Paulo is dead. Marie-Therese and Jacqueline both committed suicide. Claude and Paloma are still alive. And . . . Françoise Gilot is still alive! She's 97 and lives in NYC. It appears that she still owns this painting. She is listed as the owner in the exhibition catalogue, and an internet search doesn't bring up any news of a sale of this painting. If her estate decides to sell it after she dies, it will go for a pretty penny. It's quite large: 57" x 34".

Gilot is the main character (besides Picasso) in the Merchant-Ivory/Anthony Hopkins film Surviving Picasso, which I saw when it came out but which I don't remember much of, except when he fired his long-time chauffeur for no reason and gave him no severance and left him on the side of the road. This film was the beginning of the mainstream revelation that Picasso was an asshole. It was based on a book by Arianna Huffington, which was supposedly plagiarized from the unpublished PhD dissertation of one of my professors at UVa, Lydia Gasman. Gilot wrote her own book, Life with Picasso, which might be fun to read.

I have this semi-morbid obsession with New York Times obituaries, which I also get from my mom. Back in the nineties a friend of mine and I came up with something called the Ghoul Pool, which was a list of a hundred famous people fixing to die. We put all the names (on pieces of paper cut with pinking shears) into a Mason jar and took them around to all the bars in downtown Charleston, selling the names for five dollars each. We weren't trying to make money; whoever had the name of the first person to die got the entire pool. The winner (or loser) was Dizzy Gillespie. I don't remember who had his name.

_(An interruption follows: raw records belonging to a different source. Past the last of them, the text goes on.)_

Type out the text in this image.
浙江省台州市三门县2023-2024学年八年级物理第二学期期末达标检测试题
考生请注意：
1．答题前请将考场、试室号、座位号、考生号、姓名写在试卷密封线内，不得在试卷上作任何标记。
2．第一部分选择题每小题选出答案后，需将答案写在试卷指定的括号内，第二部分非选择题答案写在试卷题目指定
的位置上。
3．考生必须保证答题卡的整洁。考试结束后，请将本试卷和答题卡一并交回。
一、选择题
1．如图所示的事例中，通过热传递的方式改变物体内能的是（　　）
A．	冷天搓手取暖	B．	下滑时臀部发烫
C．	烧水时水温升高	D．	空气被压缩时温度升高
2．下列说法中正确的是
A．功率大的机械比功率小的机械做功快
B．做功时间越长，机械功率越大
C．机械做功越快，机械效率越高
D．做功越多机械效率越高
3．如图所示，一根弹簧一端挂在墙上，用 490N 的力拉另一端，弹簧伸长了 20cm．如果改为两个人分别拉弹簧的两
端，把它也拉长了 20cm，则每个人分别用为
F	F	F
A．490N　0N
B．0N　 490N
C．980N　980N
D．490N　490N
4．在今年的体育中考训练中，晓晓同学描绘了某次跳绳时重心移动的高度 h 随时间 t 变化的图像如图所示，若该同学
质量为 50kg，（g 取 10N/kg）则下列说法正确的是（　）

A couple of months ago I came up with a new list of famous people fixing to die, just for fun. I won't bore you with the entire list, but some of the top names are Olivia de Havilland (102), Kirk Douglas (102), Betty White (97), Jimmy Carter (94), and Elizabeth II (93). I. M. Pei, Doris Day, and Bart Starr are three recent decedents from the list. Françoise Gilot has now been added to the list.